Silently, Nikki cursed Mario.
“I’ll come right away.”
“No. Not there. We’ve identified the victim: Claire Sexton, a nanny for a British family. They’re scheduled to berth their yacht in Molo Luise this evening. The family can speak with us now. Meet me at the marina near Castel dell’Ovo.”
—
The rain was starting again. Not yesterday’s torrent, but a persistent drizzle. As Nikki rode down the hill from the airport into the city center and then along the waterfront, raindrops spattered her helmet, obscuring her vision.
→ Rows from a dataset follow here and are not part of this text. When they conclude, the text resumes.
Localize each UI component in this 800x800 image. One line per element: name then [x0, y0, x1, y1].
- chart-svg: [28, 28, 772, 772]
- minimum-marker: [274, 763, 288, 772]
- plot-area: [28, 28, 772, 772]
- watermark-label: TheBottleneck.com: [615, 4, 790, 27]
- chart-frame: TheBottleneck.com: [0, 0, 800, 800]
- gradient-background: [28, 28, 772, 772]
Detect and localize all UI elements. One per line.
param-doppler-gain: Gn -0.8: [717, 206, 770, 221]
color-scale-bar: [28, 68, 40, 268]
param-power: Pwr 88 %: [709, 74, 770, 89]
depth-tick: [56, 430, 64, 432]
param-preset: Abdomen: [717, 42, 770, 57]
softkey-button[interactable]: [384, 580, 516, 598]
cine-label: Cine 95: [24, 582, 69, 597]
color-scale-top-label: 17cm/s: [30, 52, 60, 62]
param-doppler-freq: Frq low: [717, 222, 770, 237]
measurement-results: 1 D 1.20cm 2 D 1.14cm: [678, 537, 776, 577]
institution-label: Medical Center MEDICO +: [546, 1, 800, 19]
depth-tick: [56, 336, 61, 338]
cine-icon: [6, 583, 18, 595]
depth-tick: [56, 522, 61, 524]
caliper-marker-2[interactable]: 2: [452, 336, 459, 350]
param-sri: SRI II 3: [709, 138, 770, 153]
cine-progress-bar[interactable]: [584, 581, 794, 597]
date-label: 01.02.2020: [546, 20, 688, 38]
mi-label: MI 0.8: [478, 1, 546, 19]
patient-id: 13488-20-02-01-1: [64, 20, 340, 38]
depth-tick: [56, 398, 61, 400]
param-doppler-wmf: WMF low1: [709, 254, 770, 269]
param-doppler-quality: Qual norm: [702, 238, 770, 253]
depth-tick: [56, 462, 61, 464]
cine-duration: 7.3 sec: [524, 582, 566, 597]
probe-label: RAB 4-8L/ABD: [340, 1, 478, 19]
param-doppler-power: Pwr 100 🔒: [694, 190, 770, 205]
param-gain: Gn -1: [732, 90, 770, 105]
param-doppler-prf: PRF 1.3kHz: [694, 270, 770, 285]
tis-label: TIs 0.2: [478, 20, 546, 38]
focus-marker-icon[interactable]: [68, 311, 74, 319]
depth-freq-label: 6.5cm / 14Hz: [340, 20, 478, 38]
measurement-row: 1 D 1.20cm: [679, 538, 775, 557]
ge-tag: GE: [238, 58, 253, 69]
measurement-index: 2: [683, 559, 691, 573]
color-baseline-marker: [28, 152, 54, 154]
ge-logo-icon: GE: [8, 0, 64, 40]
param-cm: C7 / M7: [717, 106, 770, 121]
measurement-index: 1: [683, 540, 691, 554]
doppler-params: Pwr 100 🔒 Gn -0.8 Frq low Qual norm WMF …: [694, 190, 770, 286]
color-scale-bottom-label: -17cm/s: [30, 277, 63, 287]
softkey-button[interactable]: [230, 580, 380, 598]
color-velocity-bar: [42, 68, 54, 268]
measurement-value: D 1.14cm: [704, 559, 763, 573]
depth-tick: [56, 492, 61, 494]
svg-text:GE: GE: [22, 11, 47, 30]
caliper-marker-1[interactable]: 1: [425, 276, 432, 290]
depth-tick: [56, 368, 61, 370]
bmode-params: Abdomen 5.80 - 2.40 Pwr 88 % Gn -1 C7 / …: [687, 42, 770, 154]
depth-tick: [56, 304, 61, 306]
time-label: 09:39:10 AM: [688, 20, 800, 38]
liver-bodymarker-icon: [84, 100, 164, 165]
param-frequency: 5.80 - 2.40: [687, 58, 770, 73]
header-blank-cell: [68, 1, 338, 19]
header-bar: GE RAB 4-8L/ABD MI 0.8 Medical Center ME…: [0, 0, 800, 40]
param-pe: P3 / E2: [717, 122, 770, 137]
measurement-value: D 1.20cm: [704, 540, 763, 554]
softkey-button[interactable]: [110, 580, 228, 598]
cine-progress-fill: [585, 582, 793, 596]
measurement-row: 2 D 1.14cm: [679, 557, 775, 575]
Sonia stood near the harbor where local fishermen kept their dinghies. Nikki approached, past the bobbing rows of sailboats. Rain hit fiberglass decks, the gentle pattering sounds accompanying themetallic notes of cables striking the masts. Nearby, two white-haired men sat on crates, poles propped, lines in the water, a cut-off plastic bait jug between them.
Nikki apologized. “Sorry I wasn’t at the station when you needed me.”
“There are problems on your team,” Sonia observed. “Your supervisor needs to get things under control before Phoenix Seven loses the trust of my colleagues.”
Much as Nikki agreed, she wasn’t about to trash-talk her team—even to Sonia.
“What did I miss?” she asked. Sonia gestured and Nikki fell in step beside her.
“Police report from Capri, and photo match with our victim,” Sonia said. “Claire Sexton was working for Jayston and Fiona Lake aboard their yacht,The Prophet. She went missing Saturday night, along with some jewelry and cash. The Lakes filed a police complaint. The captain ofThe Prophetconfirmed the ID at the morgue.”